Jusqu’ici, sont connues sept autres créations similaires à celle-ci, par la forme et le type de décor en marqueterie de laiton et d’écaille, passées en vente publique, chez des galeristes ou bien conservées dans des musées. Retenons l’exemplaire du Victoria & Albert Museum de Londres, qui présente un couvercle simplifié, sans les Renommées et les termes feuillagés, des pieds de bronze semblables, et des montants en forme de sphinges ailées. Ce corpus de cassettes pourrait provenir d’un seul et même atelier, celui d’un ébéniste de la fin du règne de Louis XIV, vers 1710-1715. À cette époque, deux ateliers excellent dans la marqueterie métallique – une technique originaire des Flandres et d’Italie, mais portée alors à son plus haut degré de perfection en France : celui d’André-Charles Boulle (1642-1732) et celui d’Alexandre-Jean Oppenordt (vers 1639-1715). C’est le second qui est ici retenu.
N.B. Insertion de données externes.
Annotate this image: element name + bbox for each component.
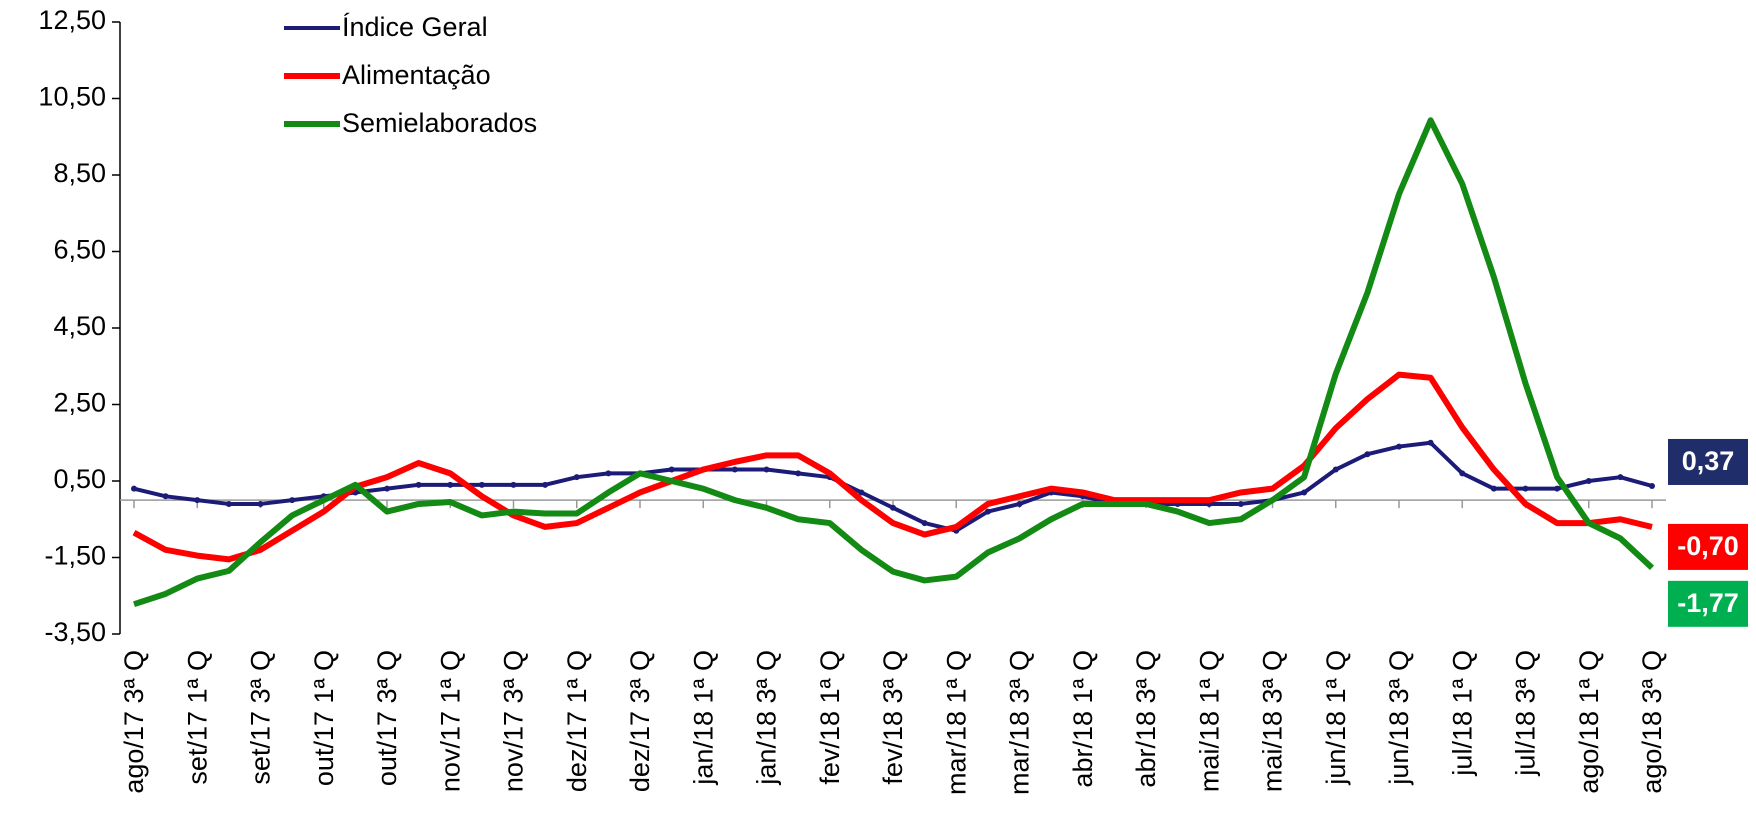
x-tick-label: fev/18 1ª Q: [815, 650, 845, 785]
x-tick-label: jan/18 3ª Q: [752, 650, 782, 786]
marker: [194, 497, 201, 504]
value-label: 0,37: [1682, 446, 1735, 476]
x-tick-label: ago/18 1ª Q: [1574, 650, 1604, 794]
x-tick-label: jul/18 3ª Q: [1511, 650, 1541, 777]
marker: [1237, 500, 1244, 507]
x-tick-label: nov/17 1ª Q: [435, 650, 465, 792]
value-label: -1,77: [1677, 588, 1739, 618]
legend-label: Semielaborados: [342, 108, 537, 138]
value-label-box: [1668, 580, 1748, 627]
x-tick-label: jul/18 1ª Q: [1447, 650, 1477, 777]
series-line: [133, 117, 1655, 608]
marker: [795, 470, 802, 477]
y-tick-label: 2,50: [53, 388, 106, 418]
series-line: [132, 371, 1653, 563]
marker: [384, 485, 390, 492]
marker: [1585, 478, 1592, 484]
y-tick-label: -3,50: [44, 617, 106, 647]
y-tick-label: 4,50: [53, 311, 106, 341]
value-label: -0,70: [1677, 531, 1739, 561]
x-tick-label: dez/17 3ª Q: [625, 650, 655, 792]
y-tick-label: 0,50: [53, 464, 106, 494]
marker: [478, 481, 485, 488]
y-tick-label: 6,50: [53, 235, 106, 265]
marker: [510, 481, 517, 488]
marker: [447, 481, 454, 488]
x-tick-label: jan/18 1ª Q: [688, 650, 718, 786]
marker: [225, 500, 232, 507]
marker: [1332, 466, 1339, 473]
marker: [1649, 482, 1655, 489]
x-tick-label: nov/17 3ª Q: [499, 650, 529, 792]
marker: [668, 466, 675, 473]
x-tick-label: set/17 1ª Q: [182, 650, 212, 785]
x-tick-label: jun/18 3ª Q: [1384, 650, 1414, 786]
y-tick-label: 10,50: [38, 82, 106, 112]
x-tick-label: ago/17 3ª Q: [119, 650, 149, 794]
x-tick-label: mai/18 1ª Q: [1194, 650, 1224, 792]
marker: [573, 474, 580, 481]
x-tick-label: set/17 3ª Q: [246, 650, 276, 785]
marker: [921, 520, 928, 527]
x-tick-label: out/17 3ª Q: [372, 650, 402, 786]
marker: [1554, 485, 1561, 492]
marker: [984, 508, 991, 515]
marker: [1016, 500, 1023, 507]
x-tick-label: mar/18 1ª Q: [941, 650, 971, 795]
marker: [858, 489, 865, 496]
x-tick-label: jun/18 1ª Q: [1321, 650, 1351, 786]
x-tick-label: abr/18 1ª Q: [1068, 650, 1098, 788]
marker: [289, 497, 296, 504]
legend-label: Índice Geral: [342, 12, 488, 42]
marker: [1364, 451, 1371, 458]
marker: [257, 500, 264, 507]
marker: [1490, 485, 1497, 492]
x-tick-label: abr/18 3ª Q: [1131, 650, 1161, 788]
y-tick-label: 12,50: [38, 5, 106, 35]
y-tick-label: 8,50: [53, 158, 106, 188]
marker: [415, 481, 422, 488]
marker: [1522, 485, 1529, 492]
marker: [131, 485, 137, 492]
legend-label: Alimentação: [342, 60, 491, 90]
marker: [605, 470, 612, 477]
marker: [1617, 474, 1624, 481]
marker: [1427, 439, 1434, 446]
marker: [890, 504, 896, 511]
marker: [542, 481, 549, 488]
x-tick-label: ago/18 3ª Q: [1637, 650, 1667, 794]
value-label-box: [1668, 438, 1748, 485]
marker: [1396, 443, 1402, 450]
marker: [1301, 489, 1308, 496]
x-tick-label: dez/17 1ª Q: [562, 650, 592, 792]
marker: [162, 493, 169, 500]
x-tick-label: mai/18 3ª Q: [1258, 650, 1288, 792]
x-tick-label: out/17 1ª Q: [309, 650, 339, 786]
marker: [1459, 470, 1466, 477]
value-label-box: [1668, 523, 1748, 570]
x-tick-label: mar/18 3ª Q: [1005, 650, 1035, 795]
y-tick-label: -1,50: [44, 541, 106, 571]
x-tick-label: fev/18 3ª Q: [878, 650, 908, 785]
marker: [731, 466, 738, 473]
marker: [763, 466, 770, 473]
Les bronzes et les décors marquetés ne correspondent pas aux créations de Boulle, tandis que les réserves rectangulaires, les rosaces, les médaillons trilobés à volutes et les pieds à volutes évoquent tout à fait le travail de l’ébéniste d’origine hollandaise, naturalisé français en 1679 et installé dans les galeries du Louvre à partir de 1684. Devenu ébéniste du roi, Oppenordt n’exécuta pas moins de douze cabinets de marqueterie pour les médailles de Louis XIV, en ébène incrusté de cuivre. Or, sa vie et sa carrière demeurent méconnues, notamment les dernières années… ce qui ajoute à ce carré de toilette une aura de mystère concernant son auteur.

Marqueteries
d’écaille et de métal

en 4 musées
Paris
Musée du Louvre : paire de cabinets d’André-Charles Boulle (1642-1732), vers 1700, bronzes figurant le roi Louis XIV – bureau à gradin de Maximilien-Emmanuel, électeur de Bavière, vers 1715, attribué à l’ébéniste Bernard I Van Riesen Burgh (1670-1738), au sculpteur Sébastien Slodtz et à l’horloger Jacques Gosselin.

Versailles
Musée national du château de Versailles et des Trianons : commode en sarcophage, vers 1708, par André-Charles Boulle.

Londres
Wallace Collection : commode en sarcophage par Alexandre-Jean Oppenordt (1639-1715), Paris, vers 1695, d’après un projet élaboré et gravé par Jean Berain.

Malibu
The Jean-Paul Getty Museum : paire de coffres à piétement, Paris, vers 1695, par André-Charles Boulle.